There was uproar, before Mr. McClary excused the boys to a free hour, and despite being the one to give it to them, he exited the room the villain, while Bas emerged the hero of the hour.

“It isn’t that horrible to be from Ohio,” Harper speaks first, breaking the silence between him and the other boys, when they all realized they only invited him to the courtyard for the free hour out of familiarity, but not because they knew what to say. Bas can’t even look at him. He won’t, at least.

“What’s so great about Michigan?” he goes on. “All people know you for is cars and hotdogs, and that’s only a city out of the whole state.”

“Well all people know Ohio for is being the worst,” Enoch quips.

“Yeah well, all you Michiganders vacation in my state,” Harper reminds him.

“It’s fun to see how the others live,” Enoch quips. “All your people drive cars.”

“Our football team is better,” the boys say, together.

“Is this really a thing we are talking about?” Harper asks. And when Enoch doesn’t answer, he decides it’s really true. A whole year of best friendship, gone out of the window by fault of silly state-lines. He supposed he should’ve been born in Michigan. It’s not like he didn’t end up here. If he could’ve been born here, then he wouldn’t be on the verge of losing everything. . . But then he realized, where you are born, is not equivalent to who you are. And it is not illegal, to love the place of which you came. Ohio gave him everything. Michigan, spat in his face.

Harper didn’t say goodbye, before he left the boys behind in the courtyard, and that made them feel a little bad, but not horrible enough to follow him. And then eventually, when the free hour was over, Enoch had a sudden thought.

“Do you remember when you asked how we were supposed to love him?” he asks Bas, who grips onto his backpack strap, and nods slowly yes. “Maybe, and just maybe. . . Maybe we’re just supposed to do it anyway?”

“But what if it’s too hard?”

“No one ever said it was easy. Just that we’re supposed to do it.”

The boys never said sorry, because best friends are not supposed to say such words, they are supposed to feel them.

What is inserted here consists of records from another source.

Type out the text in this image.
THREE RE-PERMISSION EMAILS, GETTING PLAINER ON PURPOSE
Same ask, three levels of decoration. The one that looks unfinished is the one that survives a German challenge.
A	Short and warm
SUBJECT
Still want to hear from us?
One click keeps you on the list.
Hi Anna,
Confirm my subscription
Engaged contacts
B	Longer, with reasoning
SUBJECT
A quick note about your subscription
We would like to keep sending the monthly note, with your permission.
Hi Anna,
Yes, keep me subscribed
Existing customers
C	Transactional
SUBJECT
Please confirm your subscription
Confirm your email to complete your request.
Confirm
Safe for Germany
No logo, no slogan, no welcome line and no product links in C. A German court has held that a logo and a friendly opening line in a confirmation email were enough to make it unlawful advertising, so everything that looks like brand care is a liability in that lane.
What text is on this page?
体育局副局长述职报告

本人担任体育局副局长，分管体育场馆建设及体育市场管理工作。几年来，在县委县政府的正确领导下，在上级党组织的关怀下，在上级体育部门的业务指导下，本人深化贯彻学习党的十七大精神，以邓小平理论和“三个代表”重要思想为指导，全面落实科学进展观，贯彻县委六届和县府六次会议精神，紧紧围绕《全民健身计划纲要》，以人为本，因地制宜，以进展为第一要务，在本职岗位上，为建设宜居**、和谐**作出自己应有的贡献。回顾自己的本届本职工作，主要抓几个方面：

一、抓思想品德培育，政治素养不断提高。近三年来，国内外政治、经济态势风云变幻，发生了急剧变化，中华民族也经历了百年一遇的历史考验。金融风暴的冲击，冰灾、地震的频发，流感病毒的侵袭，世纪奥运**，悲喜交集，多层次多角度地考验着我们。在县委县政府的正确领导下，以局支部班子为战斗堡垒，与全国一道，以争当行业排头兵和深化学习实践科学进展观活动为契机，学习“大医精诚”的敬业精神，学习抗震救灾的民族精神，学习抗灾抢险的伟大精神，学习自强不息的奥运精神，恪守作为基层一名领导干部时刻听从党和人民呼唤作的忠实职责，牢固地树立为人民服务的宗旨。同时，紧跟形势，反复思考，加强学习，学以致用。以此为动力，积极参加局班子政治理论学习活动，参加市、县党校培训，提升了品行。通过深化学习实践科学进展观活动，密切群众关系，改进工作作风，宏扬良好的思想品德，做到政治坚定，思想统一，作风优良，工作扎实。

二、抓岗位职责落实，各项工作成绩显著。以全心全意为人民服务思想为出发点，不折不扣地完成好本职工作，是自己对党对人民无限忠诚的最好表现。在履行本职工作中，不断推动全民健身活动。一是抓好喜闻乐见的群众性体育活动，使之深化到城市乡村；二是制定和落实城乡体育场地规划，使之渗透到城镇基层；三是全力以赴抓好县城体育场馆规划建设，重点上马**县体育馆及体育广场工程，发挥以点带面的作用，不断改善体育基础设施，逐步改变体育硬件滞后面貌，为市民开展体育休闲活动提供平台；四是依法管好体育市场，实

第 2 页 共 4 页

But it was nice, Enoch believed, to know confidently that the hatchet was buried when Harper came falling into his window, at five o’clock the next morning.

“So?” Enoch asked, scooting over for Harper to sit. “Is it true?”

“It’s more than true,” Harper said, and the other boys leaned in close per his instruction. 

“How can something be more than true?” Bas whispered.

“It’s more than true,” Harper said, “because it is confirmed. . . Mrs. McAlester is Canadian. I heard her say it herself.”